I look up at Mr. Clark over the top of my glasses. Sometimes I don’t even know why I wear them. The scratches are so bad on them, they can be hard to see through. But they’ve always felt like a barrier between me and the rest of the world. It’s something I want kept in place, even if they don’t work.
“The bell has rung,” he says, glancing over at the clock, telling me something I already know.
I heard the bell ring. I just wasn’t in a hurry to leave the classroom like everyone else. I’m not in a rush to join the crowd of milling students trying to get out the door, all of them running and bumping into each other. I hate crowded rooms. The walls always seem like they’re closing in on me. One would think I’d be used to it, growing up in a busy city, taking the subway or buses to and from school. But no, I’m still not accustomed to the feeling. Not even after eighteen years.
“Sorry, Mr. Clark,” I say, packing up my bag.
“Have you heard back from any of the colleges you applied to yet? I’m still willing to put in a good word for you, if you’d like,” he says, coming around his desk as I make my way to the front of the classroom.
Mr. Clark likes to stare a little too long at me. A lot of my father’s colleagues do it as well. It makes my skin itch, and I have to stop myself from scratching. My father calls it fidgeting and yells at me to stop doing it.
“I’m good, thank you,” I tell him politely, trying not to engage in more conversation.
I’m not going to bother with telling him I didn’t apply to any colleges because I didn’t have the money to pay for them. I made good grades and went to one of the best private schools in the state, all thanks to a dead grandfather I’d never met. But my grades weren’t good enough for any scholarships. Not with a school like this, where making a 4.0 is common.
It’s a school I don’t really belong at. I stand out—a poor girl surrounded by kids that drive cars that cost more than some homes. Certainly more than the one I live in. And people notice.

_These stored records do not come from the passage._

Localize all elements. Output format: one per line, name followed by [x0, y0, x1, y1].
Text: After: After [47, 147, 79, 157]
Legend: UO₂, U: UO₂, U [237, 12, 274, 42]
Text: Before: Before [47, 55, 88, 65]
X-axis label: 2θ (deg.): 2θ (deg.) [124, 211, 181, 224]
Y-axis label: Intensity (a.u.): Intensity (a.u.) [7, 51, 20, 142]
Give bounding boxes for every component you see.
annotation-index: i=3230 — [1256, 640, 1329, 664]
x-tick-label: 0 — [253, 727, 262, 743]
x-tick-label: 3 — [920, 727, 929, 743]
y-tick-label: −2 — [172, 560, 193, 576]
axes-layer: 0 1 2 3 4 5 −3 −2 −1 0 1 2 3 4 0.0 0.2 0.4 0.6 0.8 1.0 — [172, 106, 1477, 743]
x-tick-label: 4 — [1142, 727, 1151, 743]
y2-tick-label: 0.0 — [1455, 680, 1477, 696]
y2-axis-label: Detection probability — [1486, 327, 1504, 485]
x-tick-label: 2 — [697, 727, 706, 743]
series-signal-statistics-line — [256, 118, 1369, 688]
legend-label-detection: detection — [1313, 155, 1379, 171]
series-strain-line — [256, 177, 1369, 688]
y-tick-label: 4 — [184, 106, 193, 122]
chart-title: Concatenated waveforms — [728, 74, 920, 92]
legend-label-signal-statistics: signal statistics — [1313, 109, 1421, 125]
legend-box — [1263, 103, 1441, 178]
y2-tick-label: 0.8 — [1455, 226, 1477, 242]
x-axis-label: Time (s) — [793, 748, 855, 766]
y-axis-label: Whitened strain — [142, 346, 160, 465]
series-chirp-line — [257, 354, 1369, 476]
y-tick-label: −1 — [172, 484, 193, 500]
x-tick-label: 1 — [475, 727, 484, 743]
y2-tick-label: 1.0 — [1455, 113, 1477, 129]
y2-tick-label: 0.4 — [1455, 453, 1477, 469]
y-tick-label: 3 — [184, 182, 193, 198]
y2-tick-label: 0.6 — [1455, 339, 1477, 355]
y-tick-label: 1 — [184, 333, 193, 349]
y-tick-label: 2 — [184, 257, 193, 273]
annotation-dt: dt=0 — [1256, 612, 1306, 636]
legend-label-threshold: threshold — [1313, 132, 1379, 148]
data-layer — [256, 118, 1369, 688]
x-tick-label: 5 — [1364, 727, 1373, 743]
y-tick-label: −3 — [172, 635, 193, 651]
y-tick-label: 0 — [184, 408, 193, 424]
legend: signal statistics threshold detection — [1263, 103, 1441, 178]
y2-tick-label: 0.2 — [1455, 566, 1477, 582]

Mr. Clark steps in front of me, stopping me from moving. Reaching out, he takes a lock of my long, dark hair between his fingers. I stand there, unsure what to do. All the girls find Mr. Clark attractive. He teaches advanced algebra and is also the wrestling coach. He’s built like a wrestler. He’s stocky, like he spends hours in the gym, but not too much taller than me. I don’t understand why he pays me so much attention. The girls in my class practically spread their legs so he can get a look at them while he’s teaching.
“Do you not want to share your plans with me, Jasmine? You do have plans, don’t you?”
My plans are to get the heck out of the city as fast as possible. I’ve saved every penny I’ve earned so I can escape the moment school is done. I’m going to buy a one-way ticket to a small town and live a quiet life.
Maybe once I get settled somewhere I can find a florist’s or garden to work in, a place with so much space, I’ll finally be able to breathe. To be free.
Mr. Clark takes a step closer to me, and I freeze.
“I think you need someone to take care of you, Jasmine. I’m more than willing to—” The sound of a ringing phone on his desk cuts him off.
I jump back from him, putting space between us. I don’t wait for him to say anything, and I rush from the room, wanting to get away as fast as possible. I don’t stop moving until I clear the school and hit the busy sidewalk. It isn’t until I get down the main street and turn onto a less busy one that I finally slow my steps. I can finally take a breath, and it takes a moment for my heart to settle. I try to bat away thoughts of what will happen the next time I see him. As if it’s not bad enough being there every day…
As my anxiety fades to a dull thrum, I can take in the scene around me. The street is lined with buildings on one side and on the other is a giant park filled with flowers and playing children.
I walk slowly, breathing in the fresh air and wanting to linger as long as I can. I still need to check in on my neighbor Mrs. Joyce. She has a list of things she wants me to do for her, and I need to study for finals.
The end is coming. It’s so close I can almost taste it. Three thousand dollars I’ve saved. Once I have the diploma in my hand, I’ll be as good as gone. No more walls closing in. No more father I can barely stand to look at. No more having to be somewhere that makes me feel like I’m slowly dying. The calmness the park gives me leaves my body thinking about going back home and how long I have left.